Here are some stats:
Expected Accuracy (HyperLogLog)
b parameter
5 18.38%
16 0.41%
24 0.03%
QUERY 1
700 million rows, ~7.5 million unique values. ~200 mappers, 1 reducer (1G heap).
Algorithm Cardinality Estimate Error Rate (%)
COUNT(DISTINCT x) 7,559,481
Linear Counting 6,266,403 -17.11%
HyperLogLog (b=5) 9,625,215 27.33%
HyperLogLog (b=16) 7,536,626 -0.30%
HyperLogLog (b=24) 7,546,374 -0.17%
QUERY 2 - with Group By
Grouped Field (sample) Records Exact Uniques Approx Uniques (b=16) Error (%)
A 233,024,253 3,451,201 3,446,017 -0.15%
B 223,350,154 2,810,703 2,796,881 -0.49%
C 152,874,611 2,889,500 2,884,780 -0.16%
D 22,144,205 573,330 571,830 -0.26%
E 20,638,765 1,322,098 1,320,369 -0.13%
F 19,215,734 504,509 504,751 0.05%
G 18,896,848 280,102 280,943 0.30%
H 17,998,980 3,173,567 3,170,974 -0.08%
Overall uniques 7,679,458
Overall approx uniques 7,665,425
Overall error rate -0.18%
QUERY 3 - Large cardinality, with and without long-range correction
Overall distincts 500,000,000
Approx distincts (b=26) 529,757,672
Error rate -5.62%
Approx (without long-range
correction, default) 498,447,667
Error rate -0.31%
Error rates without long-range correction for large cardinalities are of similar magnitude as for smaller cardinalities, although for b=26
and 1.7 billion uniques, the error rate does climb to about 5%.
Relies on Clearspring's excellent stream-lib project for the algorithm implementations.

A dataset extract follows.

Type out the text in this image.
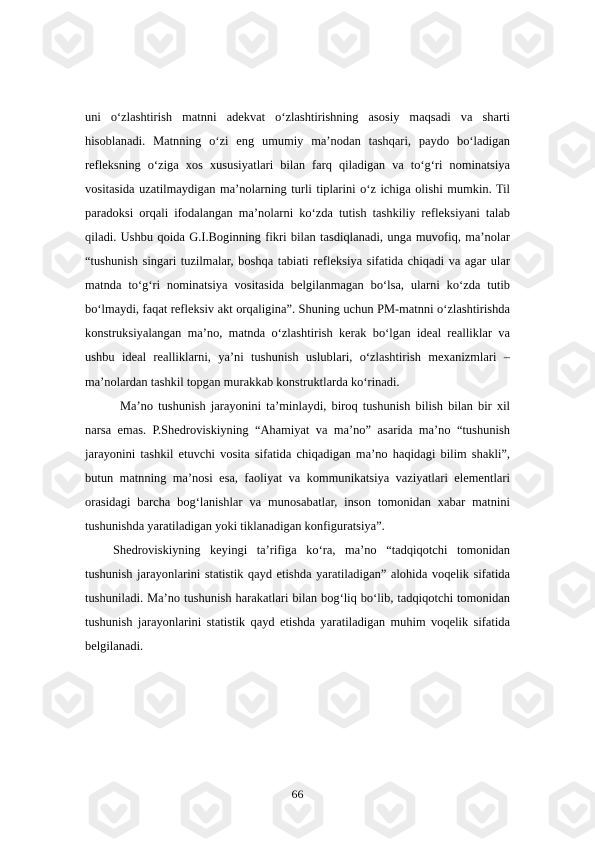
uni o‘zlashtirish matnni adekvat o‘zlashtirishning asosiy maqsadi va sharti hisoblanadi. Matnning o‘zi eng umumiy ma’nodan tashqari, paydo bo‘ladigan refleksning o‘ziga xos xususiyatlari bilan farq qiladigan va to‘g‘ri nominatsiya vositasida uzatilmaydigan ma’nolarning turli tiplarini o‘z ichiga olishi mumkin. Til paradoksi orqali ifodalangan ma’nolarni ko‘zda tutish tashkiliy refleksiyani talab qiladi. Ushbu qoida G.I.Boginning fikri bilan tasdiqlanadi, unga muvofiq, ma’nolar “tushunish singari tuzilmalar, boshqa tabiati refleksiya sifatida chiqadi va agar ular matnda to‘g‘ri nominatsiya vositasida belgilanmagan bo‘lsa, ularni ko‘zda tutib bo‘lmaydi, faqat refleksiv akt orqaligina”. Shuning uchun PM-matnni o‘zlashtirishda konstruksiyalangan ma’no, matnda o‘zlashtirish kerak bo‘lgan ideal realliklar va ushbu ideal realliklarni, ya’ni tushunish uslublari, o‘zlashtirish mexanizmlari – ma’nolardan tashkil topgan murakkab konstruktlarda ko‘rinadi.

Ma’no tushunish jarayonini ta’minlaydi, biroq tushunish bilish bilan bir xil narsa emas. P.Shedroviskiyning “Ahamiyat va ma’no” asarida ma’no “tushunish jarayonini tashkil etuvchi vosita sifatida chiqadigan ma’no haqidagi bilim shakli”, butun matnning ma’nosi esa, faoliyat va kommunikatsiya vaziyatlari elementlari orasidagi barcha bog‘lanishlar va munosabatlar, inson tomonidan xabar matnini tushunishda yaratiladigan yoki tiklanadigan konfiguratsiya”.

Shedroviskiyning keyingi ta’rifiga ko‘ra, ma’no “tadqiqotchi tomonidan tushunish jarayonlarini statistik qayd etishda yaratiladigan” alohida voqelik sifatida tushuniladi. Ma’no tushunish harakatlari bilan bog‘liq bo‘lib, tadqiqotchi tomonidan tushunish jarayonlarini statistik qayd etishda yaratiladigan muhim voqelik sifatida belgilanadi.

66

See this blog post, this blog post and this blog post for in depth discussions of HyperLogLog and Linear Counting (as well as Count-Min Sketch and others).
The actual papers:
- HyperLogLog: the analysis of a near-optimal cardinality estimation algorithm
- A linear-time probabilistic counting algorithm for database applications
- Tests!
- Add set intersection for HyperLogLog to stream-lib
- Other algorithms (count-min sketch etc)
- HyperLogLog (and other monoids) from algebird in Scala (for fun!)